What struck Hinke was just how coordinated the penguins were in their movements. The time they spent on the surface, how deep their dives were, how long they spent underwater, and how much krill they consumed while foraging together were notably similar among birds.
“That level of synchronicity was surprising,” said Hinke. “Animals dive and forage in groups—that’s not new—but we haven’t been able to look at it underwater before. They did this together from shore, out to a foraging ground, then dove and ate consistently for over nine hours and they were right on top of each other for that whole time. That kind of synchrony for that duration of time I found to be remarkable.”
Safety in Numbers
Hinke believes that the high degree of synchrony among foraging penguins may represent some level of cooperation in feeding. Penguins working together to feed may be able to capture more prey than they would if they were feeding alone. Sticking together in a group may also be a “safety in numbers” strategy. Leaving the beach together may help individual penguins avoid being eaten by leopard seals on their way out to sea. Remaining in a group at sea may also help them avoid being eaten by killer whales.

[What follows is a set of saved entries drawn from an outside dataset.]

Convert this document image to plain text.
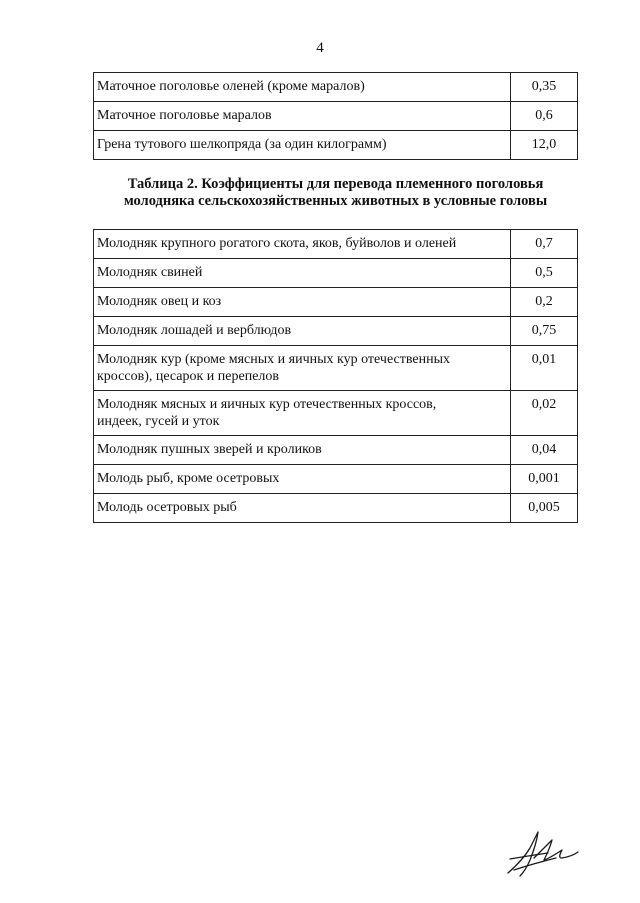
4
Маточное поголовье оленей (кроме маралов)	0,35
Маточное поголовье маралов	0,6
Грена тутового шелкопряда (за один килограмм)	12,0
Таблица 2. Коэффициенты для перевода племенного поголовья
молодняка сельскохозяйственных животных в условные головы
Молодняк крупного рогатого скота, яков, буйволов и оленей	0,7
Молодняк свиней	0,5
Молодняк овец и коз	0,2
Молодняк лошадей и верблюдов	0,75

Молодняк кур (кроме мясных и яичных кур отечественных
кроссов), цесарок и перепелов	0,01

Молодняк мясных и яичных кур отечественных кроссов,
индеек, гусей и уток	0,02
Молодняк пушных зверей и кроликов	0,04
Молодь рыб, кроме осетровых	0,001
Молодь осетровых рыб	0,005
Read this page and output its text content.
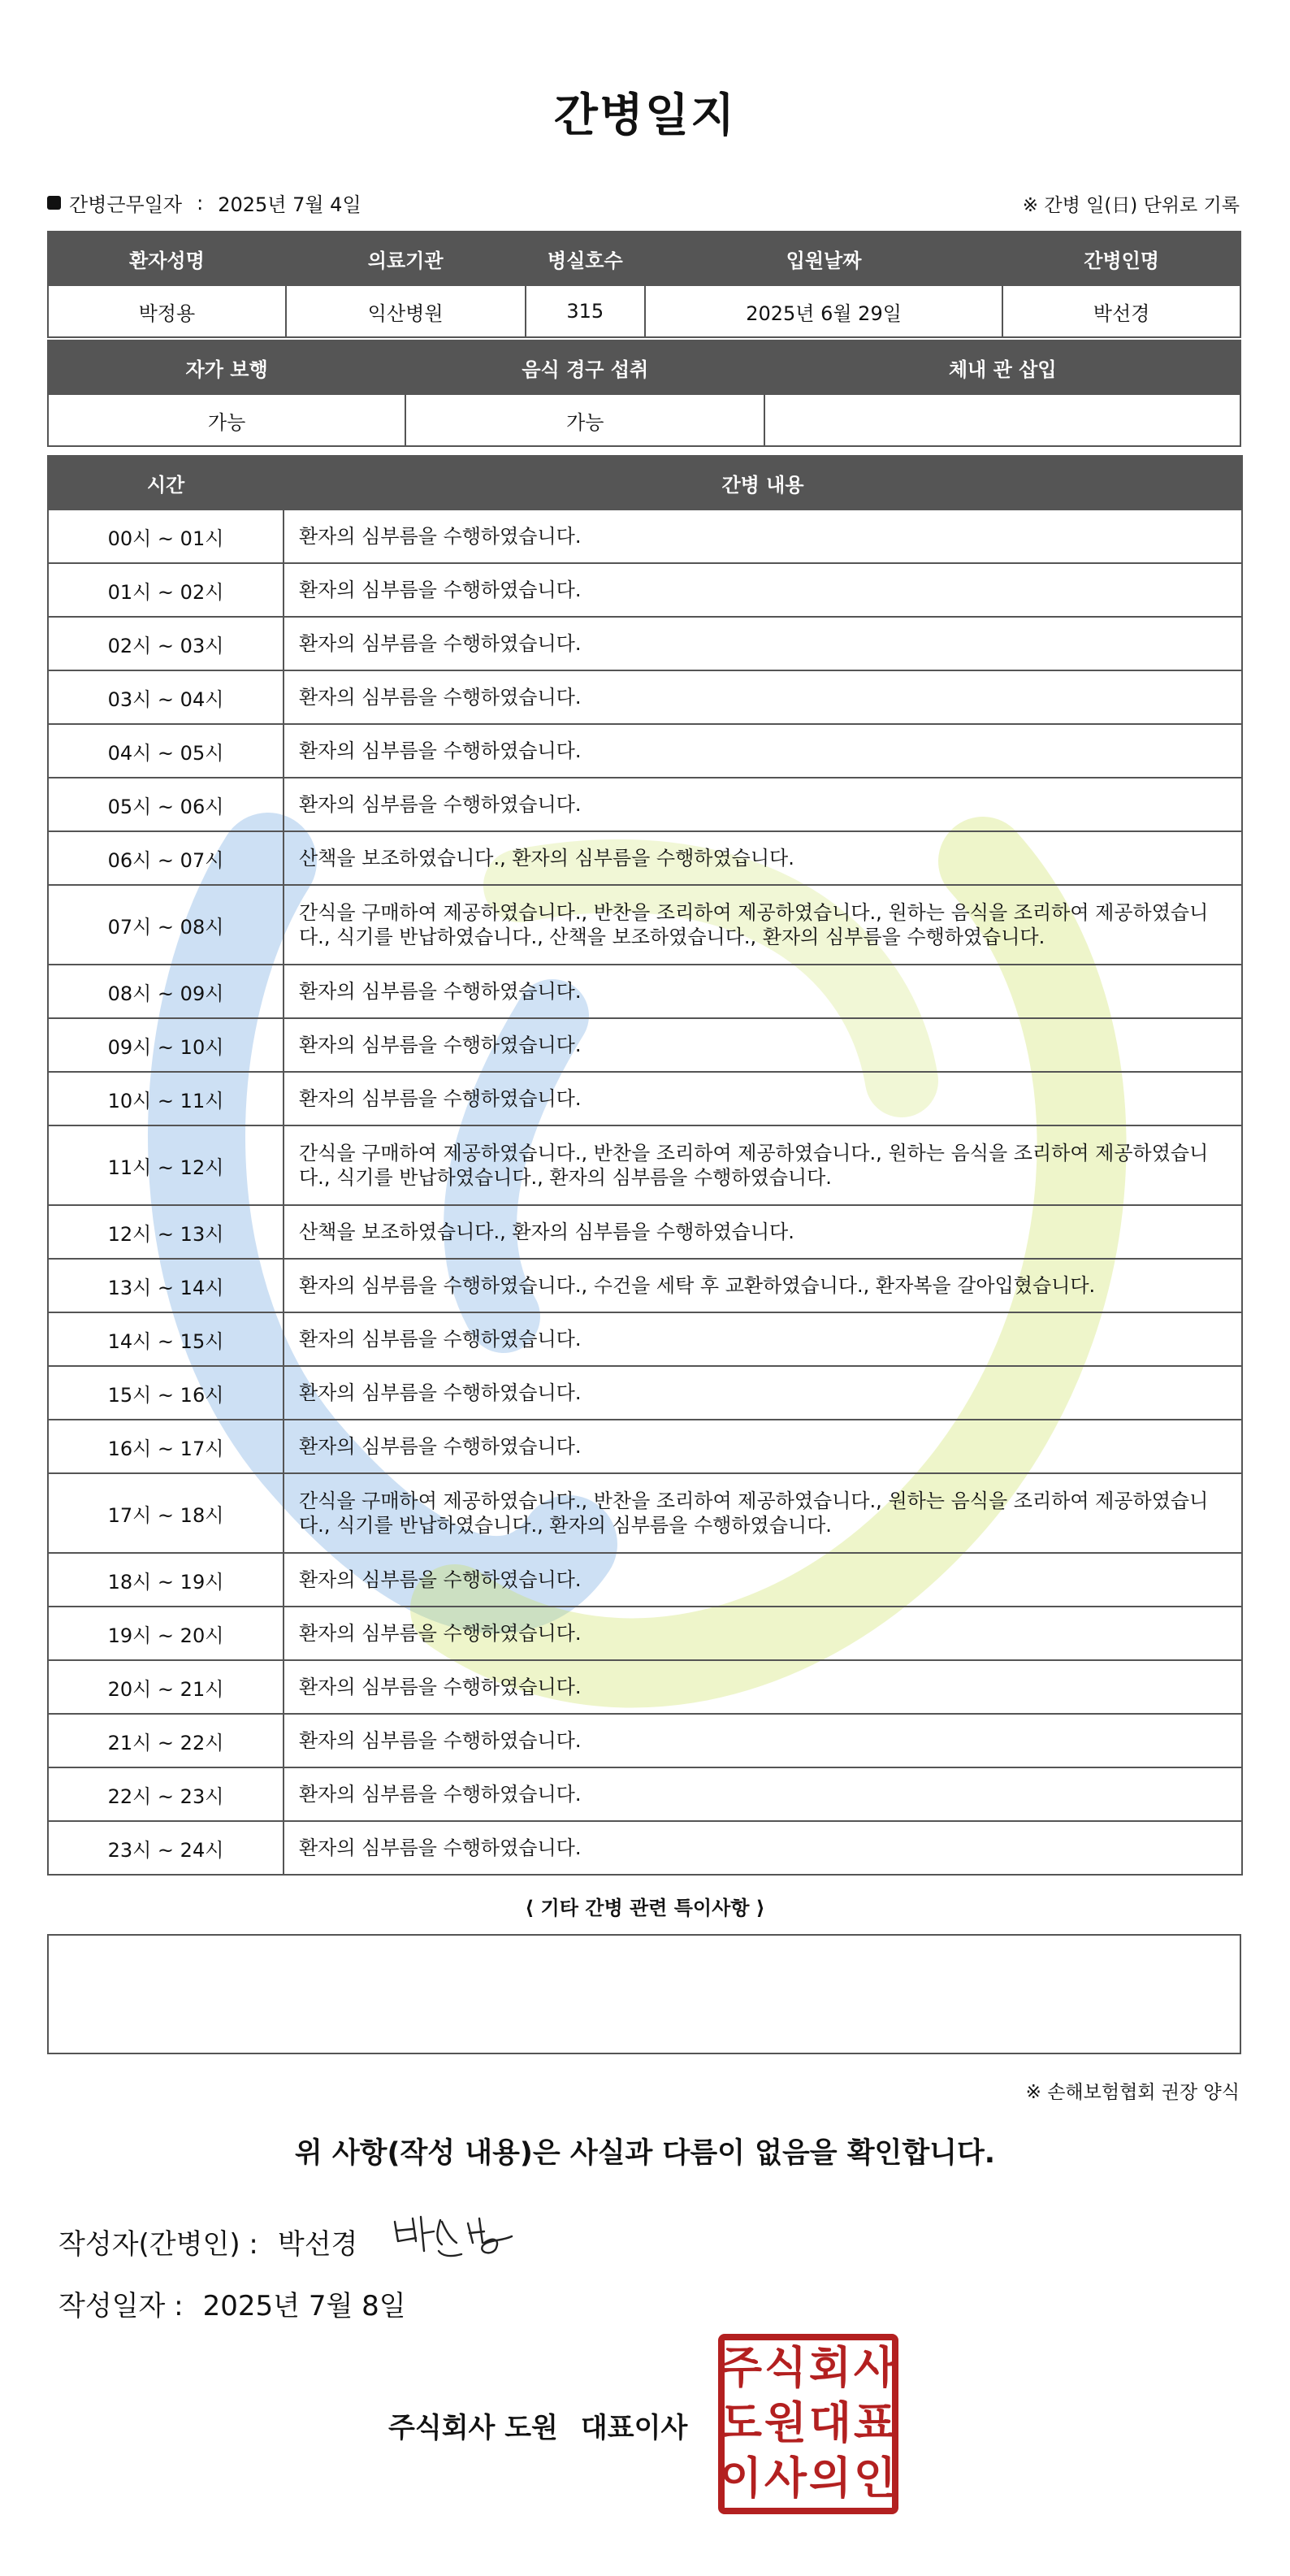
간병일지
간병근무일자 : 2025년 7월 4일	※ 간병 일(日) 단위로 기록
환자성명	의료기관	병실호수	입원날짜	간병인명
박정용	익산병원	315	2025년 6월 29일	박선경
자가 보행	음식 경구 섭취	체내 관 삽입
가능	가능	
시간	간병 내용
00시 ~ 01시	환자의 심부름을 수행하였습니다.
01시 ~ 02시	환자의 심부름을 수행하였습니다.
02시 ~ 03시	환자의 심부름을 수행하였습니다.
03시 ~ 04시	환자의 심부름을 수행하였습니다.
04시 ~ 05시	환자의 심부름을 수행하였습니다.
05시 ~ 06시	환자의 심부름을 수행하였습니다.
06시 ~ 07시	산책을 보조하였습니다., 환자의 심부름을 수행하였습니다.
07시 ~ 08시	간식을 구매하여 제공하였습니다., 반찬을 조리하여 제공하였습니다., 원하는 음식을 조리하여 제공하였습니다., 식기를 반납하였습니다., 산책을 보조하였습니다., 환자의 심부름을 수행하였습니다.
08시 ~ 09시	환자의 심부름을 수행하였습니다.
09시 ~ 10시	환자의 심부름을 수행하였습니다.
10시 ~ 11시	환자의 심부름을 수행하였습니다.
11시 ~ 12시	간식을 구매하여 제공하였습니다., 반찬을 조리하여 제공하였습니다., 원하는 음식을 조리하여 제공하였습니다., 식기를 반납하였습니다., 환자의 심부름을 수행하였습니다.
12시 ~ 13시	산책을 보조하였습니다., 환자의 심부름을 수행하였습니다.
13시 ~ 14시	환자의 심부름을 수행하였습니다., 수건을 세탁 후 교환하였습니다., 환자복을 갈아입혔습니다.
14시 ~ 15시	환자의 심부름을 수행하였습니다.
15시 ~ 16시	환자의 심부름을 수행하였습니다.
16시 ~ 17시	환자의 심부름을 수행하였습니다.
17시 ~ 18시	간식을 구매하여 제공하였습니다., 반찬을 조리하여 제공하였습니다., 원하는 음식을 조리하여 제공하였습니다., 식기를 반납하였습니다., 환자의 심부름을 수행하였습니다.
18시 ~ 19시	환자의 심부름을 수행하였습니다.
19시 ~ 20시	환자의 심부름을 수행하였습니다.
20시 ~ 21시	환자의 심부름을 수행하였습니다.
21시 ~ 22시	환자의 심부름을 수행하였습니다.
22시 ~ 23시	환자의 심부름을 수행하였습니다.
23시 ~ 24시	환자의 심부름을 수행하였습니다.
⟨ 기타 간병 관련 특이사항 ⟩
※ 손해보험협회 권장 양식
위 사항(작성 내용)은 사실과 다름이 없음을 확인합니다.
작성자(간병인) : 박선경
작성일자 : 2025년 7월 8일
주식회사 도원 대표이사
주 식 회 사
도 원 대 표
이 사 의 인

Foraging together is likely advantageous for penguins. However, Hinke acknowledges that the opposite may also be true if krill populations around the northern Antarctic decline, as the climate warms and fishing pressure increases. “You can imagine a scenario where krill might not be out there in the abundances that they once were, so these groups that are looking to forage together might fail together if krill swarms aren’t available,” said Hinke. “But I suspect, at present, that that’s not a likely outcome. I think these birds benefit from these relationships.”
Hinke plans to attach more cameras to penguins during the upcoming field season. He hopes to capture more synchronous diving events, as well as discover more about why penguins engage in this behavior.
“We don’t have a lot of data from other penguins to really untangle, for example, whether more experienced birds teach less experienced birds in situations like this,” said Hinke. “We’re just hopeful that we can continue to collect more data. If anything, it allows us to move forward looking at these kinds of synchronous group dynamics with an eye that we didn’t have before.”